Water is pumped into the completely empty tank at a constant rate through an inlet pipe. At the same time, there is a leak at the bottom of the tank which leaks water at a constant rate. How long it will take the tank get filled completely?
I. Total capacity of water the tank can hold is 120 gallons.
II. Inlet pipe can completely fill the empty tank in 10 hours if there is no leak in the tank, and also the leak at the bottom of the tank can completely empty the filled tank in 15 hours if there is no water pumped into the tank.

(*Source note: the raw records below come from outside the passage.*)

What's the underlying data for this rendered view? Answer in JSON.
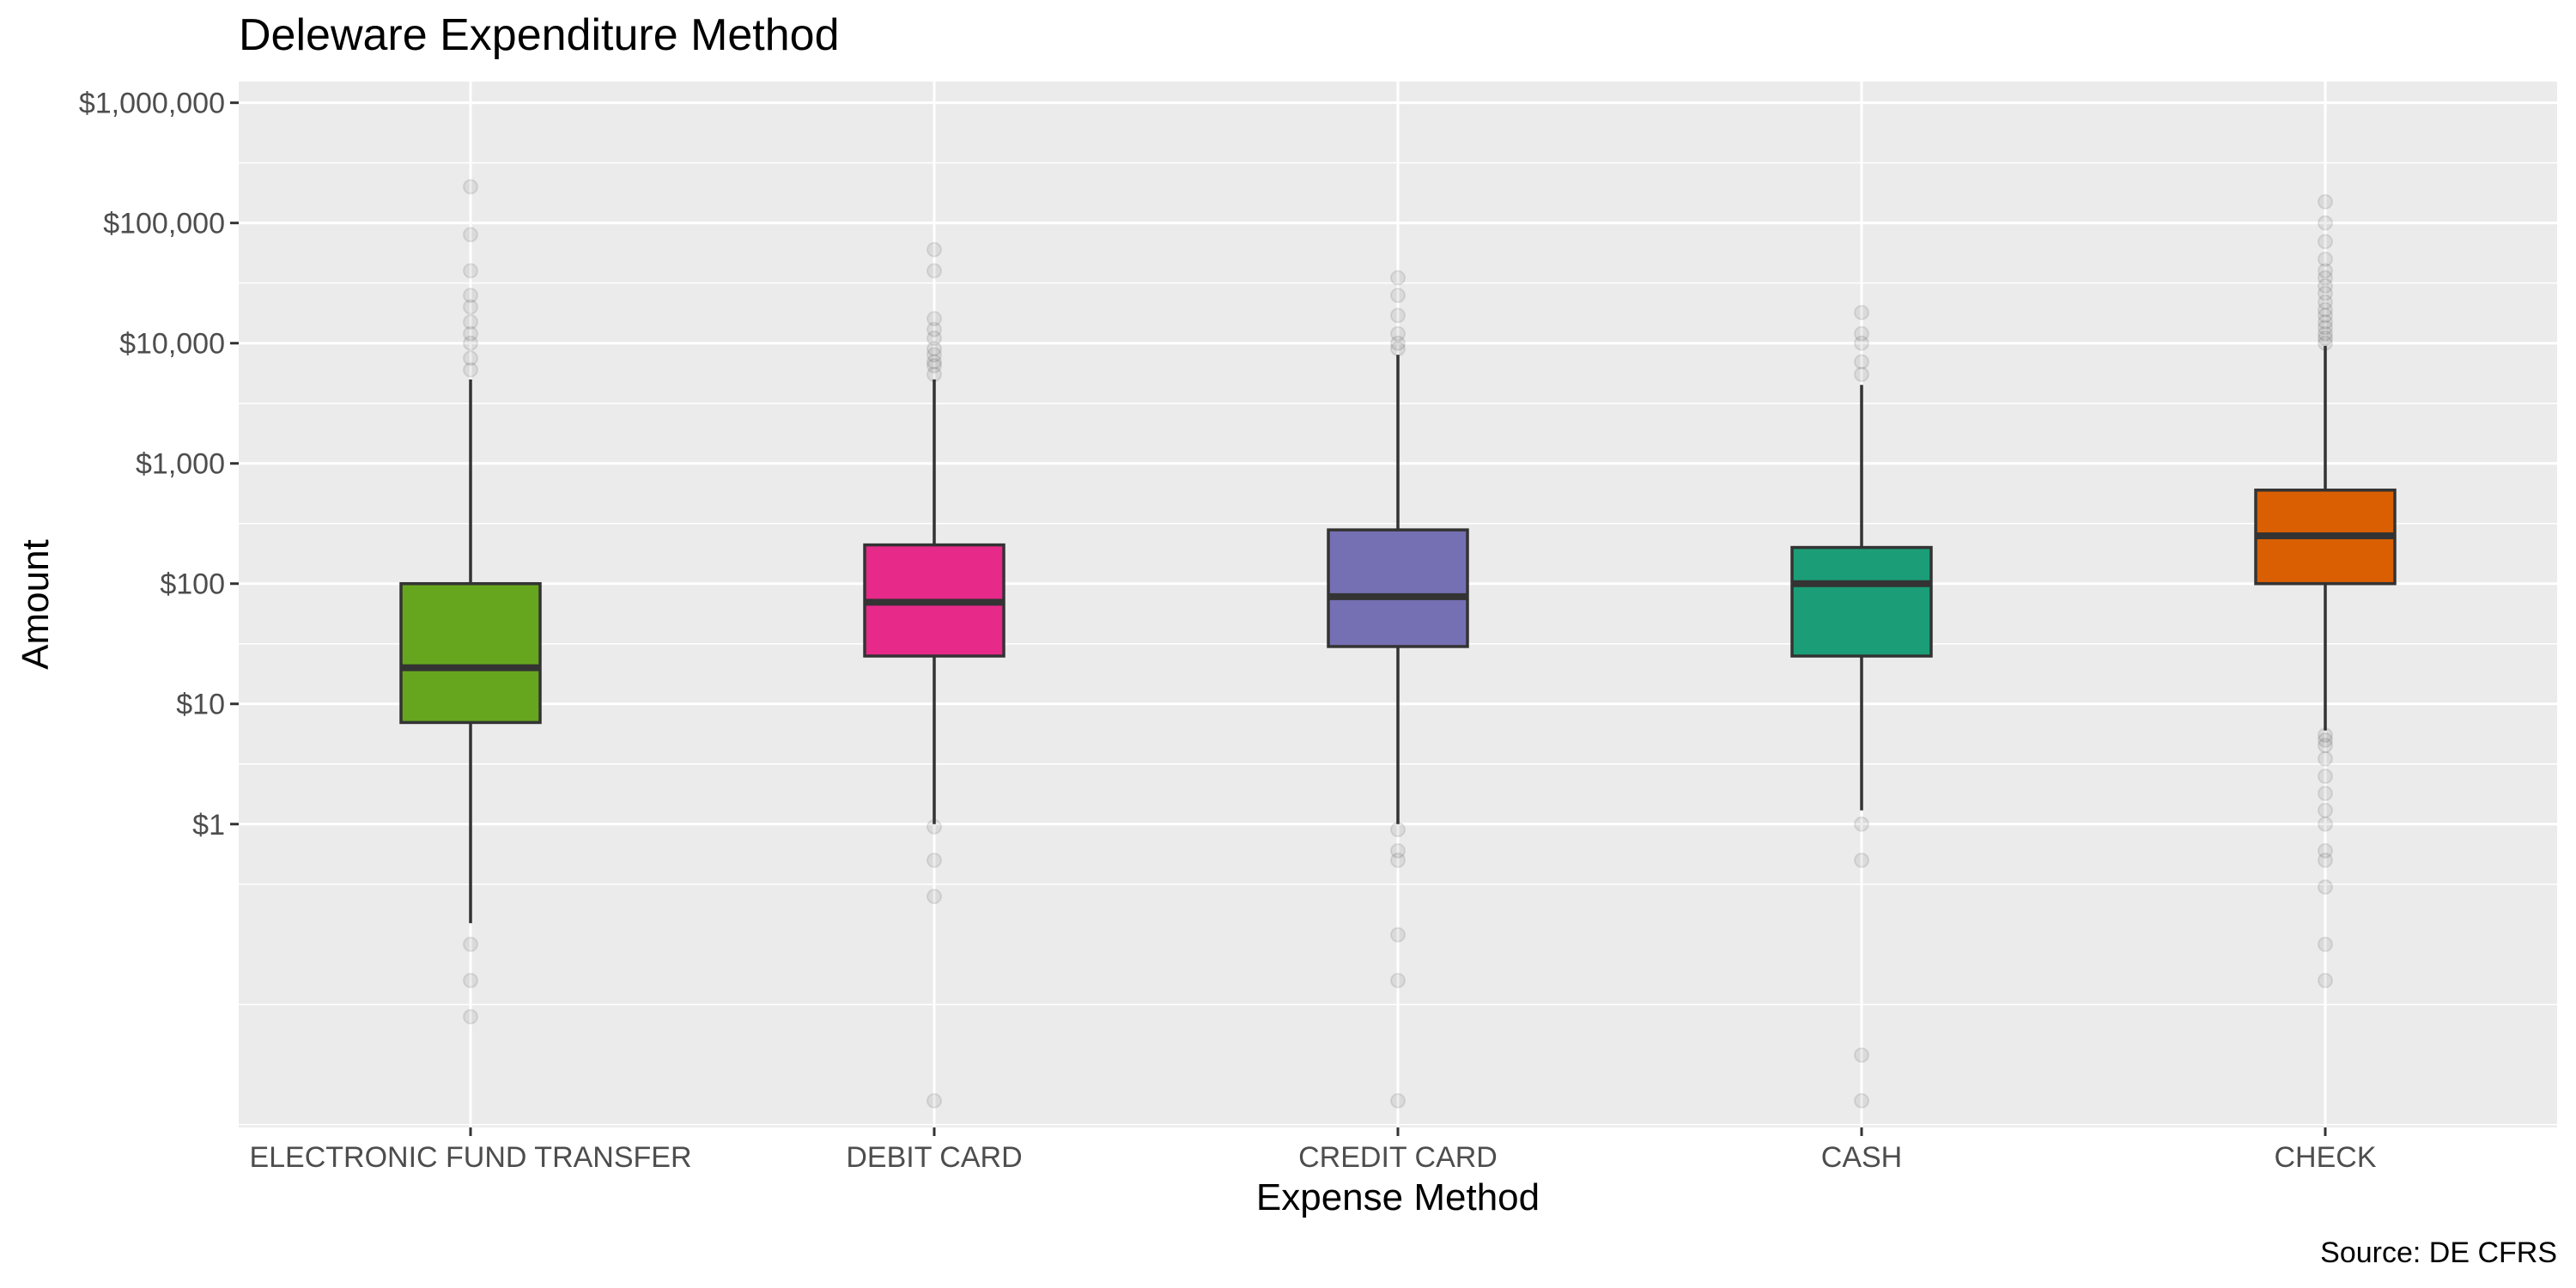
{
  "chart_data": {
    "type": "boxplot",
    "title": "Deleware Expenditure Method",
    "xlabel": "Expense Method",
    "ylabel": "Amount",
    "caption": "Source: DE CFRS",
    "y_scale": "log10",
    "ylim": [
      0.003,
      1500000
    ],
    "y_ticks": [
      1,
      10,
      100,
      1000,
      10000,
      100000,
      1000000
    ],
    "y_tick_labels": [
      "$1",
      "$10",
      "$100",
      "$1,000",
      "$10,000",
      "$100,000",
      "$1,000,000"
    ],
    "grid": true,
    "background": "#ebebeb",
    "categories": [
      {
        "name": "ELECTRONIC FUND TRANSFER",
        "color": "#66a61e",
        "whisker_low": 0.15,
        "q1": 7,
        "median": 20,
        "q3": 100,
        "whisker_high": 5000,
        "outliers": [
          6000,
          7500,
          10000,
          12000,
          15000,
          20000,
          25000,
          40000,
          80000,
          200000,
          0.1,
          0.05,
          0.025
        ]
      },
      {
        "name": "DEBIT CARD",
        "color": "#e7298a",
        "whisker_low": 1,
        "q1": 25,
        "median": 70,
        "q3": 210,
        "whisker_high": 5000,
        "outliers": [
          5500,
          6500,
          7000,
          8000,
          9000,
          11000,
          13000,
          16000,
          40000,
          60000,
          0.95,
          0.5,
          0.25,
          0.005
        ]
      },
      {
        "name": "CREDIT CARD",
        "color": "#7570b3",
        "whisker_low": 1,
        "q1": 30,
        "median": 78,
        "q3": 280,
        "whisker_high": 8000,
        "outliers": [
          9000,
          10000,
          12000,
          17000,
          25000,
          35000,
          0.9,
          0.6,
          0.5,
          0.12,
          0.05,
          0.005
        ]
      },
      {
        "name": "CASH",
        "color": "#1b9e77",
        "whisker_low": 1.3,
        "q1": 25,
        "median": 100,
        "q3": 200,
        "whisker_high": 4500,
        "outliers": [
          5500,
          7000,
          10000,
          12000,
          18000,
          1,
          0.5,
          0.012,
          0.005
        ]
      },
      {
        "name": "CHECK",
        "color": "#d95f02",
        "whisker_low": 6,
        "q1": 100,
        "median": 250,
        "q3": 600,
        "whisker_high": 9500,
        "outliers": [
          10000,
          11000,
          12000,
          13500,
          15000,
          17000,
          19000,
          22000,
          26000,
          30000,
          35000,
          40000,
          50000,
          70000,
          100000,
          150000,
          5.5,
          5,
          4.5,
          3.5,
          2.5,
          1.8,
          1.3,
          1,
          0.6,
          0.5,
          0.3,
          0.1,
          0.05
        ]
      }
    ]
  }
}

• A. Statement I alone is sufficient but statement II alone is not sufficient to answer the question asked.
• B. Statement II alone is sufficient but statement I alone is not sufficient to answer the question asked.
• C. Both statements I and II together are sufficient to answer the question but neither statement is sufficient alone.
• D. Each statement alone is sufficient to answer the question.
• E. Statements I and II are not sufficient to answer the question asked and additional data is needed to answer the statements.

Hint:

In work-rate problems, it's often easiest to work with fractional rates (e.g., jobs per hour, tanks per hour). The total volume (like 120 gallons) is often extra information if the rates can be determined relative to the whole job.

Answer 1

The Correct Option is B

Step 1: Understanding the Concept:
This is a Data Sufficiency question involving rates of work (filling and leaking a tank). To find the total time to fill the tank, we need to determine the net filling rate. The net rate is the filling rate minus the leaking rate. The time to fill is the reciprocal of the net rate.
Let \(R_{in}\) be the rate of the inlet pipe (in tanks per hour).
Let \(R_{out}\) be the rate of the leak (in tanks per hour).
Net Rate = \(R_{in} - R_{out}\).
Time to fill = \(\frac{1}{\text{Net Rate}}\).
Step 2: Detailed Explanation:
Analyze Statement I: "Total capacity of water the tank can hold is 120 gallons."
This statement provides the volume of the tank but gives no information about the rate of filling or leaking. We cannot determine the time it takes to fill the tank. Therefore, Statement I alone is not sufficient.
Analyze Statement II: "Inlet pipe can completely fill the empty tank in 10 hours if there is no leak in the tank, and also the leak at the bottom of the tank can completely empty the filled tank in 15 hours if there is no water pumped into the tank."
This statement gives us the individual rates:

The inlet pipe fills the tank in 10 hours, so its rate is \(R_{in} = \frac{1}{10}\) tank per hour.
The leak empties the tank in 15 hours, so its rate is \(R_{out} = \frac{1}{15}\) tank per hour.
We can now calculate the net filling rate: \[ \text{Net Rate} = R_{in} - R_{out} = \frac{1}{10} - \frac{1}{15} \] To subtract the fractions, find a common denominator, which is 30: \[ \text{Net Rate} = \frac{3}{30} - \frac{2}{30} = \frac{1}{30} \text{ tank per hour} \] The time required to fill the tank completely is the reciprocal of the net rate: \[ \text{Time to fill} = \frac{1}{1/30} = 30 \text{ hours} \] Since we found a unique numerical answer for the time, Statement II alone is sufficient.
Step 3: Final Answer:
Statement II alone is sufficient, but Statement I alone is not. This corresponds to option (B).